Neue CDU-Gruppe für Netzpolitik: Das dicke Digitalbrett
Die Unionsparteien haben ihre Mühe mit der Netzpolitik. Doch nun gibt es einen neuen Verein: Das CNetz könnte es schaffen zugleich konservativ und technikpositiv zu sein.
BERLIN taz | Man muss nicht weit in der Geschichte der Unionsparteien zurückgehen, um festzustellen, dass die Parteien mit dem C im Namen ihre liebe Not und Mühe mit der Digitalisierung haben. Ob der Streit um ACTA, um Vorratsdatenspeicherung oder um das „Vermummungsverbot“, den Klarnamenzwang im Internet – CDU- und CSU-Politiker haben einen schweren Stand in den netzpolitischen Debatten.
Doch auch innerhalb der Union gibt es zu den meisten Themen mehr als nur eine Position. Diejenigen, die sich von Ursula von der Leyen, Günter Krings und Ansgar Heveling nicht so recht repräsentiert fühlen, haben nun einen eigenen Verein gegründet: CNetz heißt er, C wie christlich und damit ist auch schon das Selbstverständnis der konservativen Netizens eingeleitet.
Ein konservatives Verständnis von Freiheit rücken sie in den Mittelpunkt eines Textes „Was wollen wir“ auf ihrer Homepage. Dort heißt es: „Wir wollen ein Internet der Freiheit.
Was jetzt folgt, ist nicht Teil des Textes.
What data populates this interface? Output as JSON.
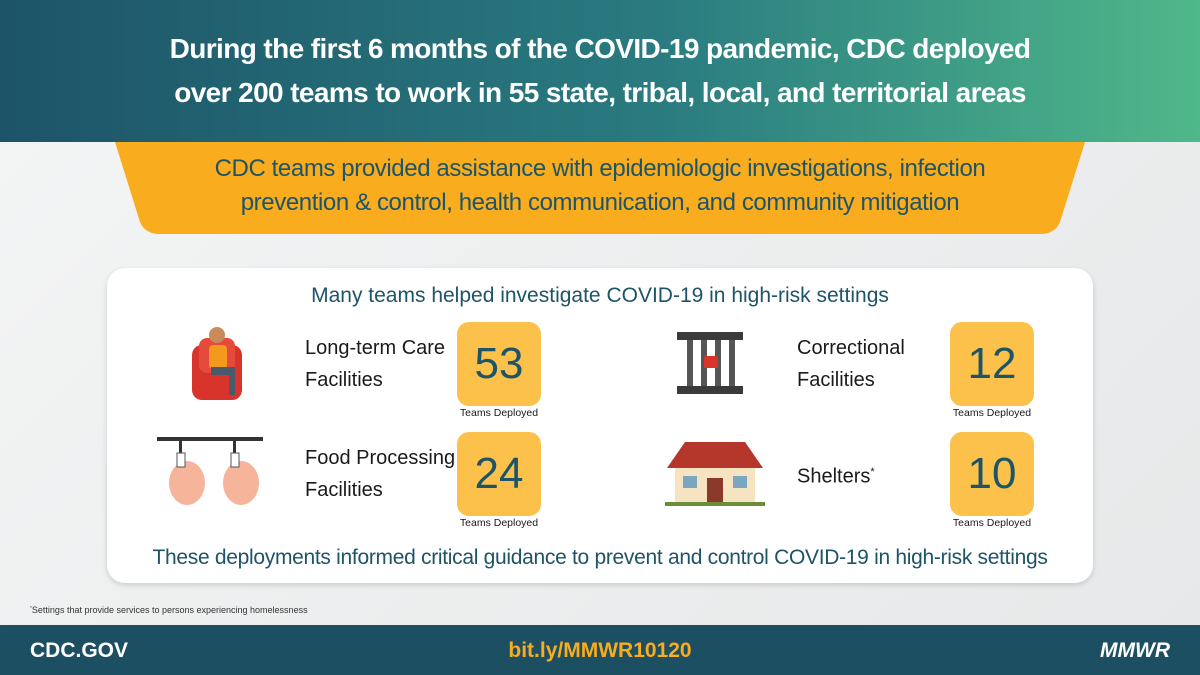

Dabei hat für uns Freiheit ohne Verantwortung keinen Wert. Sie ist kein Selbstzweck, sondern sie befähigt uns.“ Also keine FDP-Freiheit von Staat und für den Markt, sondern eine, die primär Verantwortung – von wem auch immer – in den Mittelpunkt rückt.
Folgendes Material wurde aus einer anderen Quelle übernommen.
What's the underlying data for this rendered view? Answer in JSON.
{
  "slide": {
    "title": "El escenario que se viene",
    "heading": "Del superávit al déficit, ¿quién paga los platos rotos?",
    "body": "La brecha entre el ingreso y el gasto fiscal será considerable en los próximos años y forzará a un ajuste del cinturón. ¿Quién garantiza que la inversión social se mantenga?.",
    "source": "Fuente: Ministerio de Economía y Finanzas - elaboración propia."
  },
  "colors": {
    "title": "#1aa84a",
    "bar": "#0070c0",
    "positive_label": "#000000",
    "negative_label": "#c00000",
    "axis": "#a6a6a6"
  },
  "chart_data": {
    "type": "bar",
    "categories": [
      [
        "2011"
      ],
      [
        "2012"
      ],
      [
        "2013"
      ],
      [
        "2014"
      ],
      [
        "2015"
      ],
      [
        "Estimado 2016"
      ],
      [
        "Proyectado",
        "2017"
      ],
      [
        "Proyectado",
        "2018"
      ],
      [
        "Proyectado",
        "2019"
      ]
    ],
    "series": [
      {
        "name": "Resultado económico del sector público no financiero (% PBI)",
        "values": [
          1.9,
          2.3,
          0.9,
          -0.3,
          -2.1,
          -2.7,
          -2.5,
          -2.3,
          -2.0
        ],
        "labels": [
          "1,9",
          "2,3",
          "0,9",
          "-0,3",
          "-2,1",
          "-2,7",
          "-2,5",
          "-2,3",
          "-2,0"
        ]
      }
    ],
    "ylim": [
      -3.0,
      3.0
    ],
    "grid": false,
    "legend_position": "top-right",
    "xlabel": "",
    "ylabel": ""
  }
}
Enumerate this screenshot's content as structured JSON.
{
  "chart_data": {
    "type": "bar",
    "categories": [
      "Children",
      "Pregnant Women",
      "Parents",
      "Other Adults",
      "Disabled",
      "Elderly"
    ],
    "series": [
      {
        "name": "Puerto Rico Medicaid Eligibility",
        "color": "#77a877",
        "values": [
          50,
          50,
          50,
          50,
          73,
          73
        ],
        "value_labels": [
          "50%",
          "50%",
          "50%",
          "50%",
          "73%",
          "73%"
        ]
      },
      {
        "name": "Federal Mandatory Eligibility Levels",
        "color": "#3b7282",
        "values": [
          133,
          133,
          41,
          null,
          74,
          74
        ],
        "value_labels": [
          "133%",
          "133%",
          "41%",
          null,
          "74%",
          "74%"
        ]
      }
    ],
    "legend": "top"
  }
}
ist Autor der taz und Mitglied im Verein Digitale Gesellschaft.
In diesen zwei Sätzen steckt etwas, das zum Markenkern einer konservativen aber nicht reaktionären Netzpolitik werden könnte: grundsätzlich technikpositiv, aber stets mit der Rückbindung an andere, klassische politische Werte anknüpfend. Schon allein mit ihrem Ansatz, das Netz und die mit ihm und der Digitalisierung einhergehenden Veränderungen nicht von Grund auf zu verteufeln oder für überbewertet zu erklären, unterscheiden sich die CNetzler von einigen ihrer Parteifreunde.
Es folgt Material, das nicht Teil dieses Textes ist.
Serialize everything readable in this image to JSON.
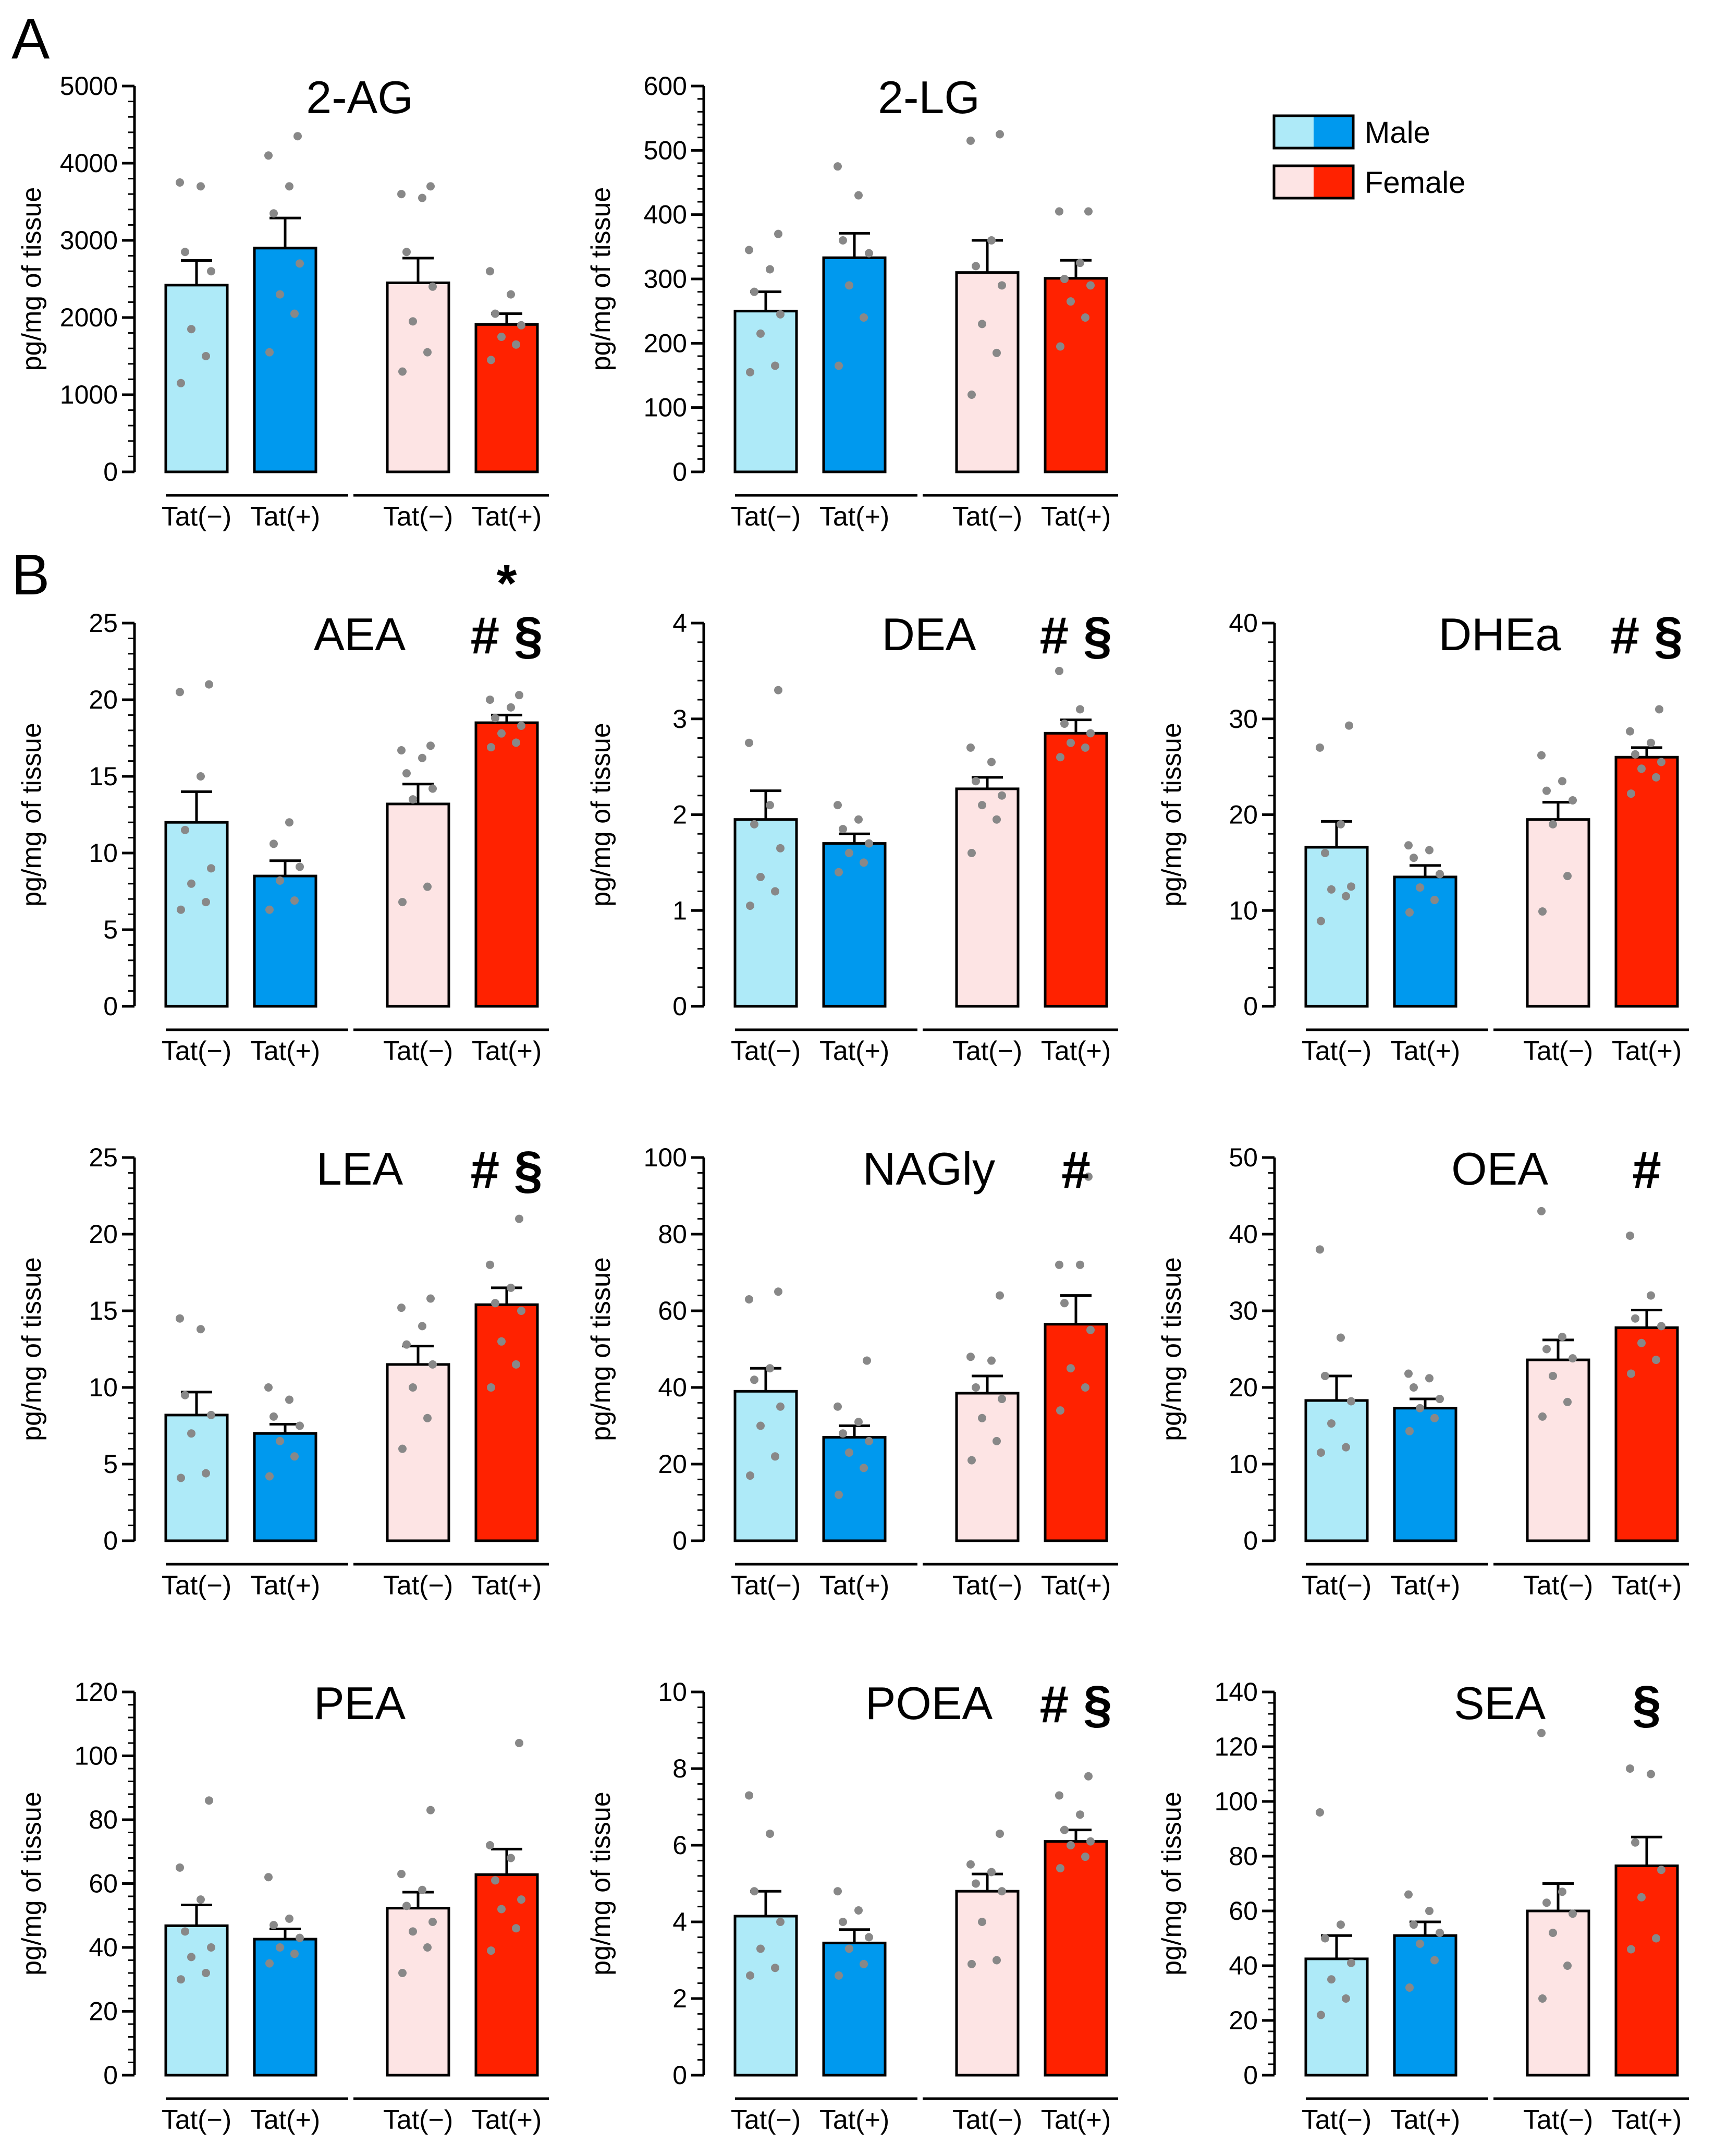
{
  "figure": {
    "panel_labels": [
      "A",
      "B"
    ],
    "y_axis_label": "pg/mg of tissue",
    "group_labels": [
      "Tat(−)",
      "Tat(+)",
      "Tat(−)",
      "Tat(+)"
    ]
  },
  "legend": {
    "male": "Male",
    "female": "Female",
    "colors": {
      "male_light": "#aeeaf8",
      "male_dark": "#0099ee",
      "female_light": "#fde4e4",
      "female_dark": "#ff2200"
    }
  },
  "colors": {
    "dot": "#888888",
    "axis": "#000000"
  },
  "chart_data": [
    {
      "type": "bar",
      "title": "2-AG",
      "ylim": [
        0,
        5000
      ],
      "yticks": [
        0,
        1000,
        2000,
        3000,
        4000,
        5000
      ],
      "categories": [
        "Male Tat(−)",
        "Male Tat(+)",
        "Female Tat(−)",
        "Female Tat(+)"
      ],
      "values": [
        2420,
        2900,
        2450,
        1910
      ],
      "sem": [
        320,
        390,
        320,
        140
      ],
      "points": [
        [
          1150,
          1500,
          1850,
          2600,
          2850,
          3700,
          3750
        ],
        [
          1550,
          2050,
          2300,
          2700,
          3350,
          3700,
          4100,
          4350
        ],
        [
          1300,
          1550,
          1950,
          2400,
          2850,
          3550,
          3600,
          3700
        ],
        [
          1450,
          1650,
          1750,
          1900,
          2050,
          2300,
          2600
        ]
      ],
      "significance": ""
    },
    {
      "type": "bar",
      "title": "2-LG",
      "ylim": [
        0,
        600
      ],
      "yticks": [
        0,
        100,
        200,
        300,
        400,
        500,
        600
      ],
      "categories": [
        "Male Tat(−)",
        "Male Tat(+)",
        "Female Tat(−)",
        "Female Tat(+)"
      ],
      "values": [
        250,
        333,
        310,
        301
      ],
      "sem": [
        30,
        38,
        50,
        28
      ],
      "points": [
        [
          155,
          165,
          215,
          245,
          280,
          315,
          345,
          370
        ],
        [
          165,
          240,
          290,
          340,
          360,
          430,
          475
        ],
        [
          120,
          185,
          230,
          290,
          320,
          360,
          515,
          525
        ],
        [
          195,
          240,
          265,
          290,
          300,
          325,
          405,
          405
        ]
      ],
      "significance": ""
    },
    {
      "type": "bar",
      "title": "AEA",
      "ylim": [
        0,
        25
      ],
      "yticks": [
        0,
        5,
        10,
        15,
        20,
        25
      ],
      "categories": [
        "Male Tat(−)",
        "Male Tat(+)",
        "Female Tat(−)",
        "Female Tat(+)"
      ],
      "values": [
        12.0,
        8.5,
        13.2,
        18.5
      ],
      "sem": [
        2.0,
        1.0,
        1.3,
        0.5
      ],
      "points": [
        [
          6.3,
          6.8,
          8.0,
          9.0,
          11.5,
          15.0,
          20.5,
          21.0
        ],
        [
          6.3,
          6.9,
          8.2,
          9.1,
          10.6,
          12.0
        ],
        [
          6.8,
          7.8,
          13.5,
          14.2,
          15.2,
          16.2,
          16.7,
          17.0
        ],
        [
          16.9,
          17.2,
          17.8,
          18.3,
          18.8,
          19.5,
          20.0,
          20.3
        ]
      ],
      "significance": "*\n# §"
    },
    {
      "type": "bar",
      "title": "DEA",
      "ylim": [
        0,
        4
      ],
      "yticks": [
        0,
        1,
        2,
        3,
        4
      ],
      "categories": [
        "Male Tat(−)",
        "Male Tat(+)",
        "Female Tat(−)",
        "Female Tat(+)"
      ],
      "values": [
        1.95,
        1.7,
        2.27,
        2.85
      ],
      "sem": [
        0.3,
        0.1,
        0.12,
        0.14
      ],
      "points": [
        [
          1.05,
          1.2,
          1.35,
          1.65,
          1.9,
          2.1,
          2.75,
          3.3
        ],
        [
          1.4,
          1.5,
          1.6,
          1.7,
          1.85,
          1.95,
          2.1
        ],
        [
          1.6,
          1.95,
          2.1,
          2.2,
          2.35,
          2.55,
          2.7
        ],
        [
          2.6,
          2.7,
          2.75,
          2.85,
          2.95,
          3.1,
          3.5
        ]
      ],
      "significance": "# §"
    },
    {
      "type": "bar",
      "title": "DHEa",
      "ylim": [
        0,
        40
      ],
      "yticks": [
        0,
        10,
        20,
        30,
        40
      ],
      "categories": [
        "Male Tat(−)",
        "Male Tat(+)",
        "Female Tat(−)",
        "Female Tat(+)"
      ],
      "values": [
        16.6,
        13.5,
        19.5,
        26.0
      ],
      "sem": [
        2.7,
        1.2,
        1.8,
        1.0
      ],
      "points": [
        [
          8.9,
          11.5,
          12.2,
          12.5,
          16.0,
          19.0,
          27.0,
          29.3
        ],
        [
          9.8,
          11.1,
          12.4,
          13.8,
          15.5,
          16.3,
          16.8
        ],
        [
          9.9,
          13.6,
          19.0,
          21.5,
          22.5,
          23.5,
          26.2
        ],
        [
          22.2,
          23.9,
          24.8,
          25.5,
          26.3,
          27.5,
          28.7,
          31.0
        ]
      ],
      "significance": "# §"
    },
    {
      "type": "bar",
      "title": "LEA",
      "ylim": [
        0,
        25
      ],
      "yticks": [
        0,
        5,
        10,
        15,
        20,
        25
      ],
      "categories": [
        "Male Tat(−)",
        "Male Tat(+)",
        "Female Tat(−)",
        "Female Tat(+)"
      ],
      "values": [
        8.2,
        7.0,
        11.5,
        15.4
      ],
      "sem": [
        1.5,
        0.6,
        1.2,
        1.1
      ],
      "points": [
        [
          4.1,
          4.4,
          7.0,
          8.2,
          9.5,
          13.8,
          14.5
        ],
        [
          4.2,
          5.5,
          6.5,
          7.5,
          8.1,
          9.2,
          10.0
        ],
        [
          6.0,
          8.0,
          10.0,
          11.5,
          12.8,
          14.0,
          15.2,
          15.8
        ],
        [
          10.0,
          11.5,
          13.0,
          15.0,
          15.5,
          16.5,
          18.0,
          21.0
        ]
      ],
      "significance": "# §"
    },
    {
      "type": "bar",
      "title": "NAGly",
      "ylim": [
        0,
        100
      ],
      "yticks": [
        0,
        20,
        40,
        60,
        80,
        100
      ],
      "categories": [
        "Male Tat(−)",
        "Male Tat(+)",
        "Female Tat(−)",
        "Female Tat(+)"
      ],
      "values": [
        39.0,
        27.0,
        38.5,
        56.5
      ],
      "sem": [
        6.0,
        3.0,
        4.5,
        7.5
      ],
      "points": [
        [
          17,
          22,
          30,
          35,
          42,
          45,
          63,
          65
        ],
        [
          12,
          19,
          23,
          26,
          28,
          31,
          35,
          47
        ],
        [
          21,
          26,
          32,
          37,
          40,
          47,
          48,
          64
        ],
        [
          34,
          40,
          45,
          55,
          62,
          72,
          72,
          95
        ]
      ],
      "significance": "#"
    },
    {
      "type": "bar",
      "title": "OEA",
      "ylim": [
        0,
        50
      ],
      "yticks": [
        0,
        10,
        20,
        30,
        40,
        50
      ],
      "categories": [
        "Male Tat(−)",
        "Male Tat(+)",
        "Female Tat(−)",
        "Female Tat(+)"
      ],
      "values": [
        18.3,
        17.3,
        23.6,
        27.8
      ],
      "sem": [
        3.2,
        1.2,
        2.6,
        2.3
      ],
      "points": [
        [
          11.5,
          12.2,
          15.3,
          18.2,
          21.5,
          26.5,
          38.0
        ],
        [
          14.3,
          16.0,
          17.3,
          18.5,
          20.0,
          21.2,
          21.8
        ],
        [
          16.2,
          18.1,
          21.5,
          23.8,
          25.0,
          26.6,
          43.0
        ],
        [
          21.8,
          23.6,
          25.8,
          28.0,
          29.0,
          32.0,
          39.8
        ]
      ],
      "significance": "#"
    },
    {
      "type": "bar",
      "title": "PEA",
      "ylim": [
        0,
        120
      ],
      "yticks": [
        0,
        20,
        40,
        60,
        80,
        100,
        120
      ],
      "categories": [
        "Male Tat(−)",
        "Male Tat(+)",
        "Female Tat(−)",
        "Female Tat(+)"
      ],
      "values": [
        46.8,
        42.6,
        52.3,
        62.8
      ],
      "sem": [
        6.5,
        3.2,
        5.0,
        8.0
      ],
      "points": [
        [
          30,
          32,
          37,
          40,
          45,
          55,
          65,
          86
        ],
        [
          35,
          38,
          40,
          43,
          47,
          49,
          62
        ],
        [
          32,
          40,
          45,
          48,
          53,
          58,
          63,
          83
        ],
        [
          39,
          46,
          52,
          55,
          61,
          68,
          72,
          104
        ]
      ],
      "significance": ""
    },
    {
      "type": "bar",
      "title": "POEA",
      "ylim": [
        0,
        10
      ],
      "yticks": [
        0,
        2,
        4,
        6,
        8,
        10
      ],
      "categories": [
        "Male Tat(−)",
        "Male Tat(+)",
        "Female Tat(−)",
        "Female Tat(+)"
      ],
      "values": [
        4.15,
        3.45,
        4.8,
        6.1
      ],
      "sem": [
        0.65,
        0.35,
        0.45,
        0.3
      ],
      "points": [
        [
          2.6,
          2.8,
          3.3,
          4.0,
          4.8,
          6.3,
          7.3
        ],
        [
          2.6,
          2.9,
          3.3,
          3.6,
          4.0,
          4.3,
          4.8
        ],
        [
          2.9,
          3.0,
          4.0,
          4.8,
          5.0,
          5.3,
          5.5,
          6.3
        ],
        [
          5.4,
          5.7,
          6.0,
          6.1,
          6.4,
          6.8,
          7.3,
          7.8
        ]
      ],
      "significance": "# §"
    },
    {
      "type": "bar",
      "title": "SEA",
      "ylim": [
        0,
        140
      ],
      "yticks": [
        0,
        20,
        40,
        60,
        80,
        100,
        120,
        140
      ],
      "categories": [
        "Male Tat(−)",
        "Male Tat(+)",
        "Female Tat(−)",
        "Female Tat(+)"
      ],
      "values": [
        42.5,
        51.0,
        60.0,
        76.5
      ],
      "sem": [
        8.5,
        5.0,
        10.0,
        10.5
      ],
      "points": [
        [
          22,
          28,
          35,
          41,
          50,
          55,
          96
        ],
        [
          32,
          42,
          48,
          52,
          55,
          60,
          66
        ],
        [
          28,
          40,
          52,
          59,
          63,
          67,
          125
        ],
        [
          46,
          50,
          65,
          75,
          85,
          110,
          112
        ]
      ],
      "significance": "§"
    }
  ]
}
Anspielungen auf das Star-Trek-Universum
Und es ist jetzt keineswegs so, dass die Unionsparteien bislang keine Gremien hätte: Da ist zum Beispiel der Arbeitskreis Netzpolitik der CDU, der zum Beispiel zum Thema Urheberrecht wissen ließ, dass Innovationsmöglichkeiten und der Kern des Urheberrechts als Schutz der Urheber durch die Politik gleichermaßen geachtet werden müssten und hier eine langfristige Aufgabe bevorstehe - da „eine geldfreie und allein auf Selbstverwirklichung abzielende Kultur wie die des Star Trek Universums auf absehbare Zeit Utopie bleiben wird.“
Auf Trekkie-Anspielungen verzichtet CNetz vorerst. Der Verein, dessen beiden Vorstände Peter Tauber und Thomas Jarzombek zwei Bundestagsabgeordnete sind, die auch in der Enquetekommission Internet und Digitale Gesellschaft sitzen, hat sich jedoch einiges vorgenommen. Netzpolitisch sind die Unionsparteien nach wie vor Entwicklungsland, wer hier ernsthaft Profil bilden will, muss bereit sein, wie ein Biber dicke Stämme durchzunagen – und auch den einen oder anderen Baum zu fällen, das eine oder andere Brett vor dem Kopf der Parteifreunde wegzureißen. Ob das funktionieren kann?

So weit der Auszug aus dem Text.